Le PSIB demandera la désapprobation de la maire de Santanyí pour avoir plaisanté sur la migration en suggérant qu'elle offrirait un bateau

Le PSIB demandera la désapprobation de la maire de Santanyí pour avoir plaisanté sur la migration en suggérant qu'elle offrirait un bateau

PALMA 17 juin ( ) –

Le PSIB demandera la désapprobation de la maire de Santanyí, Maria Pons, pour avoir suggéré qu'elle donnerait un bateau à la maire d'Algaida, Margalida Fullana, alors qu'elle défendait une motion sur l'aide sociale et la migration à l'Assemblée des maires de Majorque.

C'est ainsi qu'a réagi le porte-parole du PSIB à la Mairie de Santanyí, Tino Davia, qui, dans des déclarations aux médias, a souligné qu'« ils ne sont pas dignes » d'un débat institutionnel et qu'ils sont « totalement déplacés ».

Le représentant local a souligné que ces propos « ne représentent pas » la municipalité et c'est pourquoi ils demanderont leur désapprobation, en plus de donner à Pons la possibilité de s'excuser et de se rétracter.

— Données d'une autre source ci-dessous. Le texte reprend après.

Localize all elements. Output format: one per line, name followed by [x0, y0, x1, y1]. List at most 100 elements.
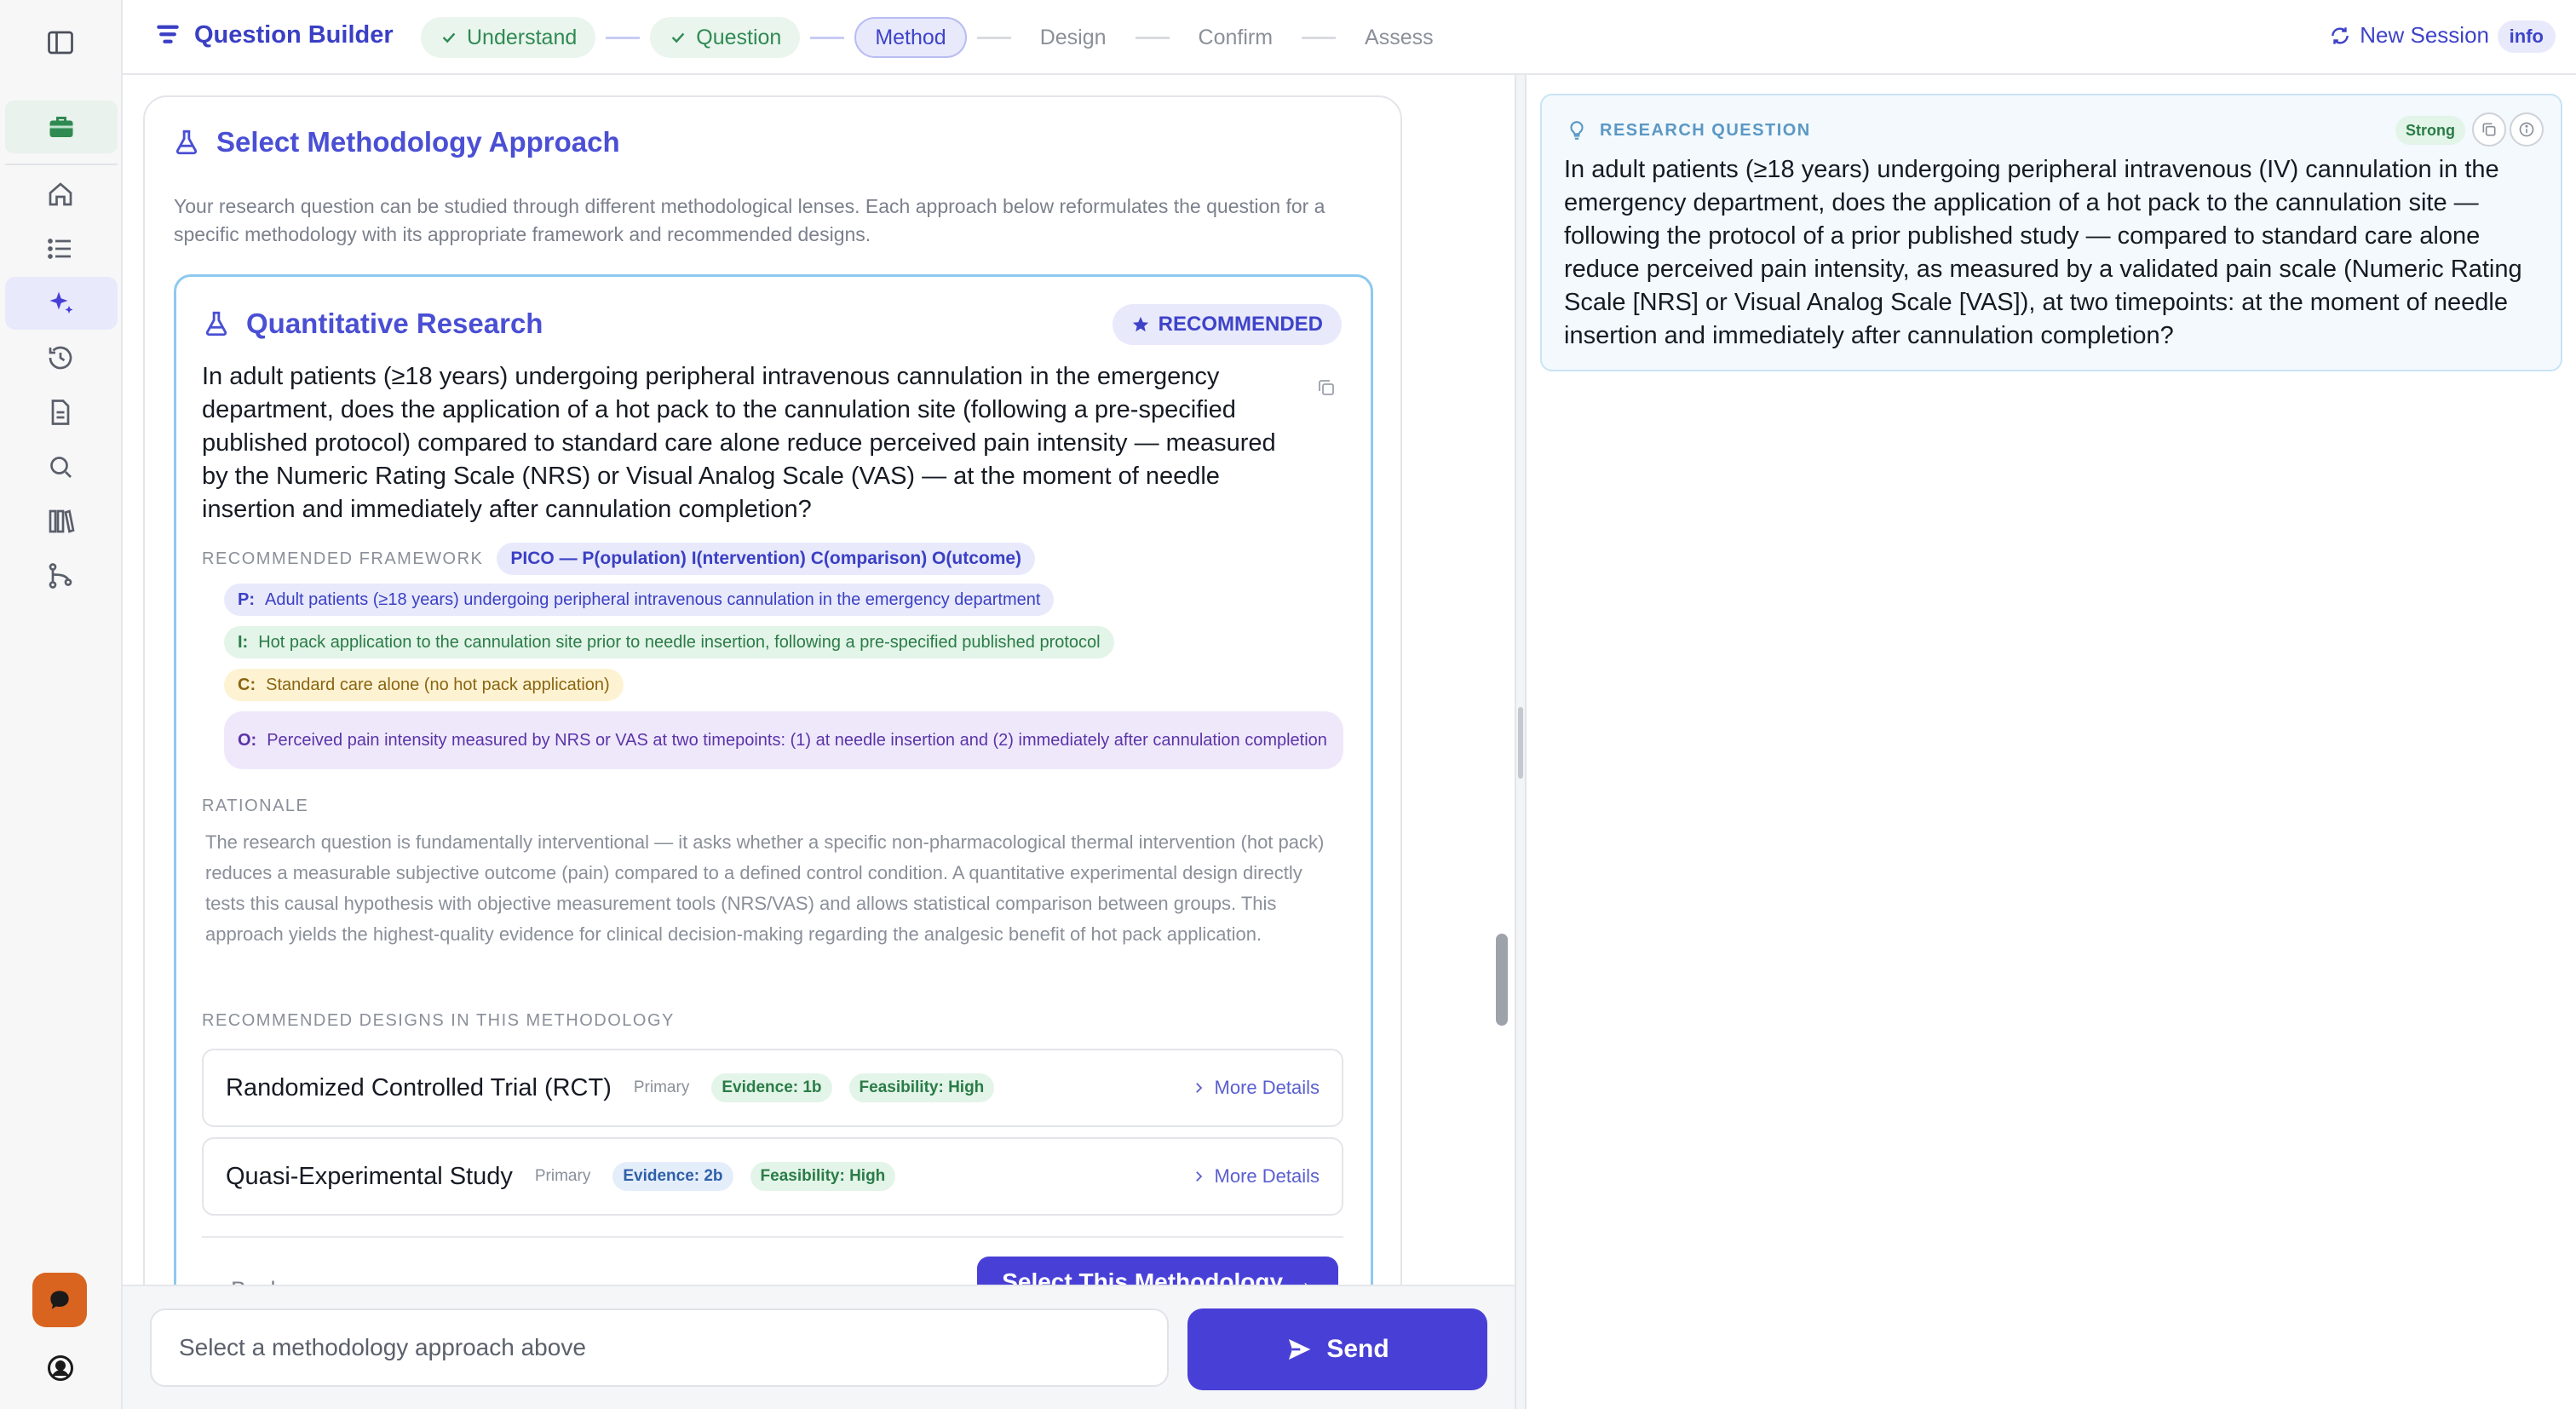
chat-input[interactable]: Select a methodology approach above: [150, 1308, 1169, 1387]
splitter-grip[interactable]: [1518, 707, 1523, 779]
pico-p-text: Adult patients (≥18 years) undergoing pe…: [265, 589, 1041, 609]
sidebar-toggle-icon[interactable]: [31, 19, 90, 66]
document-icon[interactable]: [31, 388, 90, 436]
design-row-rct[interactable]: Randomized Controlled Trial (RCT) Primar…: [202, 1049, 1343, 1127]
sparkles-icon[interactable]: [5, 277, 118, 330]
copy-icon[interactable]: [2472, 112, 2506, 147]
pico-population: P: Adult patients (≥18 years) undergoing …: [224, 584, 1055, 616]
reformulated-question: In adult patients (≥18 years) undergoing…: [202, 363, 1276, 523]
step-label: Question: [696, 25, 782, 49]
copy-icon[interactable]: [1316, 377, 1337, 398]
left-rail: [0, 0, 123, 1409]
evidence-badge: Evidence: 2b: [612, 1162, 733, 1191]
pico-i-key: I:: [238, 632, 249, 652]
flask-icon: [175, 129, 198, 155]
pico-outcome: O: Perceived pain intensity measured by N…: [224, 711, 1343, 769]
account-icon[interactable]: [31, 1344, 90, 1392]
search-icon[interactable]: [31, 443, 90, 491]
pane-splitter[interactable]: [1515, 75, 1527, 1409]
back-button[interactable]: Back: [202, 1277, 282, 1285]
recommended-badge: RECOMMENDED: [1112, 304, 1342, 345]
git-branch-icon[interactable]: [31, 552, 90, 600]
rationale-label: RATIONALE: [202, 797, 309, 815]
step-question[interactable]: Question: [650, 17, 801, 58]
research-question-header: RESEARCH QUESTION: [1566, 119, 1811, 141]
pico-i-text: Hot pack application to the cannulation …: [258, 632, 1101, 652]
info-icon[interactable]: [2510, 112, 2544, 147]
design-name: Quasi-Experimental Study: [226, 1162, 513, 1190]
new-session-label: New Session: [2360, 22, 2489, 48]
step-assess[interactable]: Assess: [1346, 17, 1452, 58]
stack-logo-icon: [157, 25, 179, 43]
home-icon[interactable]: [31, 170, 90, 218]
step-connector: [976, 36, 1011, 39]
scrollbar-thumb[interactable]: [1496, 934, 1508, 1026]
step-confirm[interactable]: Confirm: [1180, 17, 1292, 58]
star-icon: [1132, 316, 1148, 332]
more-details-link[interactable]: More Details: [1191, 1165, 1320, 1188]
top-bar: Question Builder Understand Question Metho…: [123, 0, 2576, 75]
methodology-pane: Select Methodology Approach Your researc…: [123, 75, 1515, 1285]
send-icon: [1289, 1339, 1311, 1360]
quantitative-method-card[interactable]: Quantitative Research RECOMMENDED In adu…: [174, 274, 1373, 1285]
step-connector: [810, 36, 845, 39]
design-type: Primary: [633, 1078, 690, 1096]
card-divider: [202, 1236, 1343, 1238]
designs-label: RECOMMENDED DESIGNS IN THIS METHODOLOGY: [202, 1011, 675, 1030]
methodology-intro: Your research question can be studied th…: [174, 195, 1325, 245]
send-button[interactable]: Send: [1187, 1308, 1487, 1390]
info-badge[interactable]: info: [2497, 20, 2556, 53]
framework-row: RECOMMENDED FRAMEWORK PICO — P(opulation…: [202, 543, 1036, 575]
chevron-right-icon: [1195, 1083, 1202, 1093]
history-icon[interactable]: [31, 334, 90, 382]
brand[interactable]: Question Builder: [153, 20, 394, 49]
step-connector: [1302, 36, 1337, 39]
brand-title: Question Builder: [194, 20, 394, 49]
step-connector: [1135, 36, 1170, 39]
check-icon: [440, 28, 458, 47]
research-question-card: RESEARCH QUESTION Strong In adult patien…: [1540, 94, 2562, 371]
briefcase-icon[interactable]: [5, 101, 118, 153]
pico-intervention: I: Hot pack application to the cannulatio…: [224, 626, 1114, 658]
step-label: Assess: [1365, 25, 1434, 49]
evidence-badge: Evidence: 1b: [711, 1073, 832, 1102]
method-card-title: Quantitative Research: [246, 308, 543, 339]
lightbulb-icon: [1570, 121, 1584, 140]
composer: Select a methodology approach above Send: [123, 1285, 1515, 1409]
feasibility-badge: Feasibility: High: [750, 1162, 896, 1191]
more-details-label: More Details: [1214, 1077, 1320, 1098]
framework-label: RECOMMENDED FRAMEWORK: [202, 549, 484, 568]
new-session-button[interactable]: New Session: [2329, 22, 2489, 49]
chevron-right-icon: [1195, 1171, 1202, 1182]
feasibility-badge: Feasibility: High: [848, 1073, 995, 1102]
step-label: Design: [1039, 25, 1107, 49]
step-label: Method: [875, 25, 946, 49]
pico-c-key: C:: [238, 675, 256, 694]
pico-comparison: C: Standard care alone (no hot pack appli…: [224, 669, 624, 701]
refresh-icon: [2332, 26, 2349, 44]
step-understand[interactable]: Understand: [421, 17, 596, 58]
recommended-label: RECOMMENDED: [1158, 313, 1323, 336]
pico-c-text: Standard care alone (no hot pack applica…: [266, 675, 610, 694]
step-design[interactable]: Design: [1021, 17, 1125, 58]
step-label: Understand: [467, 25, 578, 49]
back-label: Back: [231, 1277, 282, 1285]
methodology-card: Select Methodology Approach Your researc…: [143, 95, 1402, 1285]
design-type: Primary: [534, 1167, 591, 1185]
flask-icon: [205, 311, 227, 336]
list-icon[interactable]: [31, 225, 90, 273]
select-methodology-button[interactable]: Select This Methodology →: [977, 1257, 1338, 1285]
pico-o-key: O:: [238, 730, 257, 750]
step-method[interactable]: Method: [854, 17, 967, 58]
design-row-quasi[interactable]: Quasi-Experimental Study Primary Evidenc…: [202, 1137, 1343, 1216]
research-question-text: In adult patients (≥18 years) undergoing…: [1564, 156, 2522, 349]
strength-badge: Strong: [2395, 116, 2465, 145]
stepper: Understand Question Method Design Confirm Ass…: [421, 17, 1452, 58]
method-card-heading: Quantitative Research: [202, 308, 543, 340]
send-label: Send: [1326, 1335, 1389, 1363]
more-details-label: More Details: [1214, 1165, 1320, 1187]
chat-icon[interactable]: [32, 1273, 87, 1327]
more-details-link[interactable]: More Details: [1191, 1077, 1320, 1099]
library-icon[interactable]: [31, 497, 90, 545]
design-name: Randomized Controlled Trial (RCT): [226, 1073, 612, 1101]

Pour sa part, Fullana a souligné que la ligne de son intervention visait à défendre la « cohésion sociale », les services sociaux municipaux et la régularisation extraordinaire des migrants, proposée par le gouvernement central.

Ainsi, il a souligné que la motion était « transversale » et impliquait toutes les municipalités de l'île, c'est pourquoi il a demandé le soutien de toutes les entreprises locales puisqu'il s'agissait de « défendre les droits de l'homme » et l'intégration des personnes.

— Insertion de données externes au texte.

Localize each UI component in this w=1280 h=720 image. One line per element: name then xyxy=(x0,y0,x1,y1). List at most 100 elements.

Le premier édile a souligné que la première porte à laquelle un voisin frappe est la Mairie, qui « doit aider les gens ». C'est pour cette raison qu'il a critiqué le fait que Pons, au moment des allégations, ait répondu de cette manière qu'il « rabaisse » les personnes qui arrivent à Majorque par bateau.

De même, Fullana a répondu en invitant à connaître les pays d'où viennent les migrants, car « ils souffrent non seulement de la faim », mais aussi « des inégalités, de la déshumanisation et du manque de ressources pour avoir la dignité humaine ».

En outre, il a reproché à Pons de banaliser un élément tel que le bateau, en raison du nombre de personnes qui meurent en mer alors qu'ils voyagent à bord de ces bateaux. C'est pour cette raison qu'il a qualifié ces déclarations de « honte », fondées sur la « haine » et qui « n'ont aucune valeur humaine ».

La secrétaire générale de la Fédération Socialiste de Majorque, Amanda Fernández, a manifesté son soutien à Fullana face à certains propos qu'elle a qualifiés d'« offensants » et de « racistes ».

« L'Assemblée des Maires de Majorque est un espace de dialogue et de municipalisme qui n'a jamais été évoqué en ces termes auparavant », a-t-il soutenu, tout en reprochant au président du Consell de Majorque et de l'organisation, Llorenç Galmés, de ne pas avoir réprimandé Pons pour l'utilisation de ces mots.

Le représentant socialiste a demandé au représentant insulaire de « condamner » cette expression et de demander au maire de rectifier et de s'excuser.